Treatment of Simple Elbow Dislocation Using an Immediate Motion Protocol
Treatment of Simple Elbow Dislocation Using an Immediate Motion Protocol
Abstract & Commentary
Synopsis: The treatment of elbow dislocations with a period of immobilization may be more harmful than helpful.
Source: Ross GR, et al. Treatment of simple elbow dislocation using an immediate motion protocol. Am J Sports Med 1999;27:308-311.
Treatment of elbow injuries in the adult remains a clinical challenge. In general, the typical treatment of joint injury has included some period of early protection by immobilization. However, many physicians and physical therapists have presented evidence that this period of immobilization may be more harmful than helpful. This may be particularly true for elbows, where immobilization may be especially detrimental.
The focus of this study was the issue of elbow immobilization. Twenty consecutive subjects suffering from simple elbow dislocation were treated "prospectively" since 1987 with a protocol that included immediate early motion. Elbow dislocations with concomitant fractures and/or those requiring surgery were excluded. Evidence for inclusion included prereduction radiographs on all but three subjects. Patients were seen daily in the athletic training room for the first two weeks. Daily pretreatment and post-treatment measurements of range of motion (including flexion and extension) and circumferential measures of arm and forearm were obtained by the same individual. No a priori evidence of this individual’s reliability was reported. The protocol included typical treatment modalities such as ice and electrical current along with range of motion and progressive strengthening exercises. In addition, each patient wore a compression wrap at times when he or she was not in treatment and was instructed to perform active, painfree range of motion and other functional activities "during short intermittent breaks, throughout the day." The subject pool description was 19 males and one female, with an age range of 19-24 years.

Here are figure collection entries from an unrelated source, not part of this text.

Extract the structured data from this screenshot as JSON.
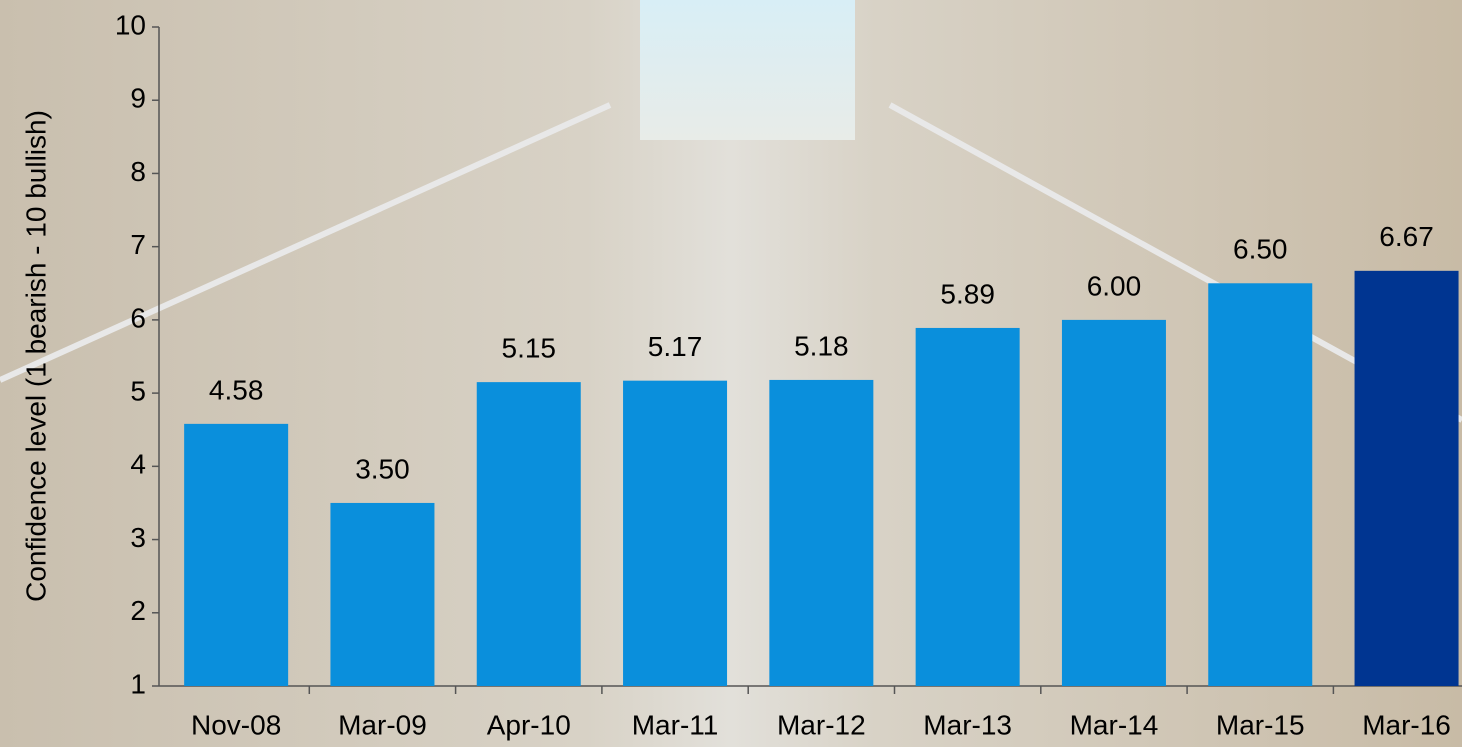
{
  "chart_data": {
    "type": "bar",
    "y_label": "Confidence level (1 bearish - 10 bullish)",
    "categories": [
      "Nov-08",
      "Mar-09",
      "Apr-10",
      "Mar-11",
      "Mar-12",
      "Mar-13",
      "Mar-14",
      "Mar-15",
      "Mar-16"
    ],
    "values": [
      4.58,
      3.5,
      5.15,
      5.17,
      5.18,
      5.89,
      6.0,
      6.5,
      6.67
    ],
    "value_labels": [
      "4.58",
      "3.50",
      "5.15",
      "5.17",
      "5.18",
      "5.89",
      "6.00",
      "6.50",
      "6.67"
    ],
    "colors": [
      "#0a8fdc",
      "#0a8fdc",
      "#0a8fdc",
      "#0a8fdc",
      "#0a8fdc",
      "#0a8fdc",
      "#0a8fdc",
      "#0a8fdc",
      "#003591"
    ],
    "ylim": [
      1,
      10
    ],
    "yticks": [
      1,
      2,
      3,
      4,
      5,
      6,
      7,
      8,
      9,
      10
    ],
    "grid": false
  }
}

All injuries occurred during athletic endeavors. Range of motion averaged -4° (extension) to 139° (flexion). All patients achieved "full or near full" (within 5°) range of motion. This "final" range of motion occurred, on average, 19 days after injury with a range of 3-60 days. It should also be noted that "normal" arm size was achieved at 6.5 days post-injury, indicating diminished effects of disuse atrophy.
Comment by Clayton F. Holmes, EdD, PT, ATC
Elbow injuries remain a challenge clinically. This study is further evidence that immobilization may do more harm than good. This is particularly enlightening because, while these elbow dislocations did not have concurrent fractures, they are usually clinically dramatic, with considerable swelling and ecchymosis. The clinical presentation may beg for immobilization but clearly, according to this study, that would not be prudent.
As Ross and colleagues themselves state, there are limitations to this study. For example, while the protocol was undertaken "prospectively," this is a somewhat inaccurate description. A study cannot have an experimental design unless it is prospective. However, the whole purpose of a prospective design is to randomize subjects into two groups, which was not done in this study. Ross et al state that this was not done due to the low number of simple elbow dislocations over time. Clearly, the number of such cases could not have been known prospectively. Second, while one individual took all clinical measures, there was no mention of establishing reliability of this individual a priori. Nevertheless, none of these limitations diminishes the message of limiting immobilization after these injuries. Ross et al do make one disclaimer: "The high success rate may be due in part to the excellent patient motivation and nearly unlimited resources for rehabilitation." The study was done in a relatively controlled environment at the U.S. Naval Academy, and Ross et al are concerned that it may not generalize well to a more traditional health care system. While this may in part be true, there is evidence that some patients do well with less supervision.1 In addition, it should be noted that the level of supervision could be performed by a physical therapist, today’s reimbursement systems not withstanding.
Reference
1. Schenck RC, et al. A prospective outcome study of rehabilitation programs and anterior cruciate ligament reconstruction. Arthroscopy 1997;13(3):285-290.